The “Why Our School” Essay Everyone Sends (And What to Do Instead)

Ryan Kelly

The “why our school?” prompt shows up in almost every secondary bundle, hiding behind slightly different phrasing. It’s also the one where most applicants reveal exactly how little they’ve thought about the school they’re writing to.

That’s not entirely their fault. At first, the prompt seems easy. Say nice things about the program, show some enthusiasm, move on.

What most students don’t realize is that the ease of the question is exactly what makes it dangerous. Everyone answers it, so the bar for standing out is set by everyone else’s answer. And everyone else’s answer usually sounds like a slightly personalized version of the school’s own website.

There are better ways to do this.

THE COPY-PASTE PROBLEM HAS A VERY RECOGNIZABLE SMELL

Should you reuse secondary essay content across multiple schools? Absolutely.

But you have to do it wisely. That means doing enough work to show each school that you actually researched them and can distinguish them from other schools on your list.

I’ve read enough “Why Our School” essays to identify the autopilot version before I finish the first paragraph.

It usually goes: “[School Name] has always stood out to me as a leader in innovative medical education and community engagement.”

That sentence tells the reader one thing: you know how to copy/paste.

Here’s the litmus test: can you swap in the name of any other school and have the essay still make sense? If yes, you haven’t done enough. The goal is to write something that only works for that school.

Compare that to one of my past students, who approached it like this: “I want to work in the same rural Texas county where I grew up, where my family still doesn’t have a consistent primary care doctor. [School’s] targeted outreach and rural mobile clinics will let me take meaningful steps toward that goal.”

She was writing to a school with a strong rural medicine mission. She got the interview.

TIPS FOR ACTUALLY STANDING OUT

Name a real person. If you attended a webinar or info session and spoke with a current student or faculty member, reference them by name and mention what they said. Almost impossible to fake. Schools remember applicants who engaged with their community before applying, and it shows you did more than Google them.

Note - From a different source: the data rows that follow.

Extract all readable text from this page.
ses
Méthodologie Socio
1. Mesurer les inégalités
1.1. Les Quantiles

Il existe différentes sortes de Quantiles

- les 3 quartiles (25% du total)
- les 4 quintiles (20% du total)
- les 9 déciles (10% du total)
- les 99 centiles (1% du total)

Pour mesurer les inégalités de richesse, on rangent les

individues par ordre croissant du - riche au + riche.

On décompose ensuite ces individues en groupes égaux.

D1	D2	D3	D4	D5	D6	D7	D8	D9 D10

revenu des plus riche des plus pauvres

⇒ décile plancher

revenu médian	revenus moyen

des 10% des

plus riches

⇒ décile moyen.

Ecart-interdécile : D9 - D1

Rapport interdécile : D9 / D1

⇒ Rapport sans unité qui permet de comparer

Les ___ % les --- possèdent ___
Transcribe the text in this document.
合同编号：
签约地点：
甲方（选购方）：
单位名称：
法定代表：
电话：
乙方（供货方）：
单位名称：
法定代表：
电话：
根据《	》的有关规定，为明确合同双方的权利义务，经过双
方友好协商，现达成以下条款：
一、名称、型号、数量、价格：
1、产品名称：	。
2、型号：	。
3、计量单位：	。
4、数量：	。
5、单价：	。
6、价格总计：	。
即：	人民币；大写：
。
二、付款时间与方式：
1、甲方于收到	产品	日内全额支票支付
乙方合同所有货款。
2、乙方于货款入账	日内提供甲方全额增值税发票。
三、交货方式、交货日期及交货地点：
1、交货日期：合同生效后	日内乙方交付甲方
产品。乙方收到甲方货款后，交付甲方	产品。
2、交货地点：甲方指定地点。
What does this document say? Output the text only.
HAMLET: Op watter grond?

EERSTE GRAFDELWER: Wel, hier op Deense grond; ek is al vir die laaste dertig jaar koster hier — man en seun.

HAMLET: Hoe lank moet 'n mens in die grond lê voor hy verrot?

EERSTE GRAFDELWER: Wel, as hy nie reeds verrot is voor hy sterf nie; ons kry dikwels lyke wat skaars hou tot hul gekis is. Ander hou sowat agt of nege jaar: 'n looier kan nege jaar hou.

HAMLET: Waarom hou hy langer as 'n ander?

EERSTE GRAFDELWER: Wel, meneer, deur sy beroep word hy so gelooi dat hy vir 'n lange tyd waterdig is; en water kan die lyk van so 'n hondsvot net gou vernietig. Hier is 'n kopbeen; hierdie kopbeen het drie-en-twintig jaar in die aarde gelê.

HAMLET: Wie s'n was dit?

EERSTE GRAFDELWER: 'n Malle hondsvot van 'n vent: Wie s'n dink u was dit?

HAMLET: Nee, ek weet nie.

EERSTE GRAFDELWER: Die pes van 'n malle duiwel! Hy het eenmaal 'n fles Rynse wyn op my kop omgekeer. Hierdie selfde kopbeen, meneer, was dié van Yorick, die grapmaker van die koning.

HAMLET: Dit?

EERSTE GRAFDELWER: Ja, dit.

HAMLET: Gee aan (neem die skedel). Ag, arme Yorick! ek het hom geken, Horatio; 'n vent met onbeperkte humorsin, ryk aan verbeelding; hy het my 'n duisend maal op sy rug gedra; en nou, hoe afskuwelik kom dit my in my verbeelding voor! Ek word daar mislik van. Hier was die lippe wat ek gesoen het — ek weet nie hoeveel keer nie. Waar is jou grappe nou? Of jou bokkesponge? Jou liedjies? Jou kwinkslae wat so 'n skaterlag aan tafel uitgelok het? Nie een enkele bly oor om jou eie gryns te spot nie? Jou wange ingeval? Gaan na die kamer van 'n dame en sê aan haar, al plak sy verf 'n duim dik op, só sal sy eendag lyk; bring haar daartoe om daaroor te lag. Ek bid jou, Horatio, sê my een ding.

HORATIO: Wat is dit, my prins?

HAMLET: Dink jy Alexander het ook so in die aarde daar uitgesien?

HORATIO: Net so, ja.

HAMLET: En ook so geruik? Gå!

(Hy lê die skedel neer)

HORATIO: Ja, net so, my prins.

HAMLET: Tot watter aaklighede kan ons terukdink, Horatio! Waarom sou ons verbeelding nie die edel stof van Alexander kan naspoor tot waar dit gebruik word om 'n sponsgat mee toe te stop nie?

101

Connect their mission to a choice you already made, not a feeling you have. “I left a paying research position to work at the free clinic in my neighborhood because I wanted more time in primary care, so your emphasis on community medicine is a major draw.” That’s a connection with texture. It also happens to be something that very few others will be able to claim.

Show the school as a bridge between your past and your future. Don’t lead with what the school has. Lead with where you’ve been and where you’re going, then let the school be the answer to a question you’ve already set up. One student I worked with opened her response by explaining what she was specifically looking for after two years of global health fieldwork. The school’s curriculum was the logical next step in her story. Starting with herself meant the school didn’t need to be sold; it just made sense.

SHOW YOUR ROOTS WHEN POSSIBLE

If you have a genuine connection to the school’s location or community, use it.

This isn’t just about state schools and in-state preference, though that matters and is worth understanding. Schools are building classes of physicians who will, in many cases, practice near where they trained. If you grew up in the region, have family there, did meaningful work in that community, or have a concrete reason to put down roots there, say so directly.

A student from rural Appalachia applying to a school with a strong rural health track isn’t just a “good fit” on paper. She’s the kind of applicant that school exists to train. That’s a different answer to “why us?” and it’s one that no amount of polished language can replicate.

One observation I’ll leave you with: in my experience, the secondaries that get interviews are almost never the most polished ones. They’re the ones where the applicant was clearly thinking about who they were writing to, not just what sounded good.